И, что не ожидали они, от столь славного воина, владеющего жизнями Фастов, подобной трусости. И, что это не дело, вот так уйти, не отомстив подлому племени за свой пережитый позор. И что лучше умереть в бою, чем бесславно сбежать. Но я быстренько то все остановил тирадой отборного мата. Вон как рты пооткрывали — заслушались. Штросс даже попросил повторить, так как не успел запомнить, а Лариния покраснела и голову опустила, видимо перестарался я с красочными описаниями процессов.

— Вы думать умеете вообще…, или вам головы нужны, чтобы только жрать в них…? Вы безоружные собираетесь напасть на обвешанных копьями и топорами воинов…? Бесславно сдохнуть хотите…?Слушать меня…! Собираемся и быстро уходим! Кто не согласен, пускай остается. Когда мы вернемся, во главе своих племен, мстить, то пинками проводим этих бесславно подохших тупиц к кострам предков, если конечно отыщем останки.

После такого моего спича, никто оставаться не захотел. Рожи в землю опустили и молчат. Как нашкодившие первоклассники, перед учителем. Детский сад, а не вожди племен.

До первого поселения добирались три дня. Никто нас не преследовал, и в засаде не поджидал. Ниндзя — дед, исправно добывал дичь. Швырнет, куда-нибудь в кусты, острую палку, и оттуда какую ни будь зверюгу тащит, золото, а не попутчик, хотя и ехидный гад. Так и кормил нас всю дорогу свежей убоиной. Ручьи тоже попадались довольно часто, потому и от жажды мы не страдали. В общем турпоход, а не побег из плена.

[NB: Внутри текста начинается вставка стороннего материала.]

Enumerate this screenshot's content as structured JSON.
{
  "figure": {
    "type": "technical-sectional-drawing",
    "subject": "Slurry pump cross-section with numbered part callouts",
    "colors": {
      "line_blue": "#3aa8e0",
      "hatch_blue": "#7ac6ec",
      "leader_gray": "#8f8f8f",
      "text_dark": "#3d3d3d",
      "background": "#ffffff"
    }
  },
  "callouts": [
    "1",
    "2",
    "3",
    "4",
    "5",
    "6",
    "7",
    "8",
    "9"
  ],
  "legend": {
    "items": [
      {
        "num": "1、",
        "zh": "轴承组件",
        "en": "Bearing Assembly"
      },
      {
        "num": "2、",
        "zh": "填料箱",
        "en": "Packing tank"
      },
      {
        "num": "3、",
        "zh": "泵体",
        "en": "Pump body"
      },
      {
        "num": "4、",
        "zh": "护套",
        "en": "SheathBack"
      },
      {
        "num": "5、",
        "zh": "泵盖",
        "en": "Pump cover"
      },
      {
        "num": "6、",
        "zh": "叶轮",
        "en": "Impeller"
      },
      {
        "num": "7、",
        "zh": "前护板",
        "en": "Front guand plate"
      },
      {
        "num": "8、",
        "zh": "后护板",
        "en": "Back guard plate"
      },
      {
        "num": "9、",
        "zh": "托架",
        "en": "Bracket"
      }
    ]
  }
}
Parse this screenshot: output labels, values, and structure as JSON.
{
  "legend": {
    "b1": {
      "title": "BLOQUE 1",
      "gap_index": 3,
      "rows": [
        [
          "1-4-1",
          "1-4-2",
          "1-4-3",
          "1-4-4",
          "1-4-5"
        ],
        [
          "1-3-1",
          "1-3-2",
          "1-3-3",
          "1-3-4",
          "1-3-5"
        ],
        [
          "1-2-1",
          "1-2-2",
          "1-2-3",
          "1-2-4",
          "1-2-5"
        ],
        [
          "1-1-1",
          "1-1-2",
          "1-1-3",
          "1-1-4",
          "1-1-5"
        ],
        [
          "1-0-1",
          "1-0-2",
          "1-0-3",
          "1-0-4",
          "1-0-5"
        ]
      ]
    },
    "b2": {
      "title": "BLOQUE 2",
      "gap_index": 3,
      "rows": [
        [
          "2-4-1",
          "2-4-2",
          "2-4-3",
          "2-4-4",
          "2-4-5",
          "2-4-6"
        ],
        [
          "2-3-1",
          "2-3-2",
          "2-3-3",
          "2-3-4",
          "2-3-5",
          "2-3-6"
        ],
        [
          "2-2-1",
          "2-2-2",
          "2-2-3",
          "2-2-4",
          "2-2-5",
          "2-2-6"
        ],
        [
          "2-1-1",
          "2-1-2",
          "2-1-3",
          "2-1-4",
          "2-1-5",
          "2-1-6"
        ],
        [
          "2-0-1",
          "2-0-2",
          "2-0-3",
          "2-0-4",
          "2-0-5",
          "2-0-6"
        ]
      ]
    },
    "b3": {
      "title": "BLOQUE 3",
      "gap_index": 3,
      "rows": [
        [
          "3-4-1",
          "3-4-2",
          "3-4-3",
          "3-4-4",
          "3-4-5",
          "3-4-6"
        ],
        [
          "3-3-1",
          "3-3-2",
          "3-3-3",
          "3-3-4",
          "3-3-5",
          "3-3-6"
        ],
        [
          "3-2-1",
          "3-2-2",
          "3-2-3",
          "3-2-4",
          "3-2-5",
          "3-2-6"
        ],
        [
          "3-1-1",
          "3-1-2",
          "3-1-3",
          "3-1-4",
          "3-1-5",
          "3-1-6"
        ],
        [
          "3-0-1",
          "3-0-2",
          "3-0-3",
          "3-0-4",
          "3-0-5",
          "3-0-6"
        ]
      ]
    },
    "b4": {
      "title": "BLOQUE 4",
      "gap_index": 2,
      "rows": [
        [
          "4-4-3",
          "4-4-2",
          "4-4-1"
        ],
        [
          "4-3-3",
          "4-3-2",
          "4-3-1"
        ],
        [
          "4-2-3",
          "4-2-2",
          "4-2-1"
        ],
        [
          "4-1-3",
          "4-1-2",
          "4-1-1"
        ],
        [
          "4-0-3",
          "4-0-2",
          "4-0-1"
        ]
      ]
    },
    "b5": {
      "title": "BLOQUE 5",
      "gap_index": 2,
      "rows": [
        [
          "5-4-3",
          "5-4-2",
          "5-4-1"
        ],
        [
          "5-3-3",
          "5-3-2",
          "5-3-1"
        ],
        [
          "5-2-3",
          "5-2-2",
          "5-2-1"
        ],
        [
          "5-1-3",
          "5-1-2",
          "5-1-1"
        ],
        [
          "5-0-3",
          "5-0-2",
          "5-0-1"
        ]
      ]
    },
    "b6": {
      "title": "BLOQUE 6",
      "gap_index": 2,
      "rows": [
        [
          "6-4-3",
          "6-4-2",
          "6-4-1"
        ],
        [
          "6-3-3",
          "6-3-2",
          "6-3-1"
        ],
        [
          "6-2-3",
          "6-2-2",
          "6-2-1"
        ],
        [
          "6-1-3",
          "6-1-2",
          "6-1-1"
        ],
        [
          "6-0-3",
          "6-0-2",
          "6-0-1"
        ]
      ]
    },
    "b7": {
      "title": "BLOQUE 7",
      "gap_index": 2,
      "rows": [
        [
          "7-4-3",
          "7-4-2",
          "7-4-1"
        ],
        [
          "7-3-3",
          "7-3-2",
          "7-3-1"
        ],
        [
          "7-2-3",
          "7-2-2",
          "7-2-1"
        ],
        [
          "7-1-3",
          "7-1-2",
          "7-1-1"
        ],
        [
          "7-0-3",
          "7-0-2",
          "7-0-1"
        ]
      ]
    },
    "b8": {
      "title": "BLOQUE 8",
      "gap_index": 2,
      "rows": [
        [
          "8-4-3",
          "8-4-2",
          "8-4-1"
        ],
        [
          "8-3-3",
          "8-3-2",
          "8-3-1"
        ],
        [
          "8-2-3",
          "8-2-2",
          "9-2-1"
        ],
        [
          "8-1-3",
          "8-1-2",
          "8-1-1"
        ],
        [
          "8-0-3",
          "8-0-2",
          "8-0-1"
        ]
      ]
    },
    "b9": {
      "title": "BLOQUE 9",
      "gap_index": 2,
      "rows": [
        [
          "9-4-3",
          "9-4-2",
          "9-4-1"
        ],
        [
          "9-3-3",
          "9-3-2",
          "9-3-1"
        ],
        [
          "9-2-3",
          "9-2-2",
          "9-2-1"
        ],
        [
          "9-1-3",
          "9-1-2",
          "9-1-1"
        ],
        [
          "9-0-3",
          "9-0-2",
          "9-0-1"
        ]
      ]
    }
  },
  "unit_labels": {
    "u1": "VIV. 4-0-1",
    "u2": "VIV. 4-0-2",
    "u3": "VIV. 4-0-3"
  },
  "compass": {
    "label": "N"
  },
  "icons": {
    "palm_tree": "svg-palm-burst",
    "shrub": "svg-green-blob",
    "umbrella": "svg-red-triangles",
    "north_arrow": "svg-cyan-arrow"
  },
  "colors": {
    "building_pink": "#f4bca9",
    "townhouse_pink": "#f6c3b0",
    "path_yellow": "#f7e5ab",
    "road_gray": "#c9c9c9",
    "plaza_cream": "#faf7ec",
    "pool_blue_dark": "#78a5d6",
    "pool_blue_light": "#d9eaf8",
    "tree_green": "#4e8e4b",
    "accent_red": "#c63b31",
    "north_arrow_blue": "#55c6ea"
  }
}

Первым, а для меня и последним пунктом в путешествии оказалось поселение Копшера. Я конечно же имею в виду, что никто меня тут не убил и в плен не взял. Меня тут за что-то уважали? Хрен его знает почему. Слухами борукс полнится. Великий герой Кардир, посетил их селение, да еще освободил их Фаста из плена.

Непременно последовавший бы за этим триумф с битьем головами о землю, и попыткой обильной обжираловки на вечернем пиру, могла остановить только моя многоцветная нецензурная речь. Которая и прозвучала, с объяснениями недопустимости подобного расслабления в данный момент.

Бывшие пленные Фасты были посланы. Нет, конечно, не туда куда ты думаешь. В свои поселения я их отправил, собирать воинов для страшной мсти. А также был найден доброволец, знающий дорогу и в мою вотчину, который также был отправлен по данному маршруту. Оставалось только ждать. Чем, собственно, я и занялся. Облюбовал прелестную, красочную поляну в лесу, где и обосновался в одиночестве со своей женой, под кронами деревьев.

Наконец-то первая брачная ночь. И пусть хоть одна сволочь помешает. Убью. Пять дней любви у костра в палатке из шкур, пролетели как один вечер. Сплошная романтика. Вот оно счастье. Выстраданное и заслуженное нами разлукой, страданиями и болью. Не променяю я такое ни на одну постель с балдахином, и даже на королевский номер в Гранд Отеле. Пусть там убогие кувыркаются, а для нас небо — одеяло, волшебные цветы — постель, ледяной ручей — душ, а светящиеся глаза любимой, божественные фонарики, освещающие душу. Одно плохо. Слишком быстро все это заканчивается, счастье увы — скоротечно.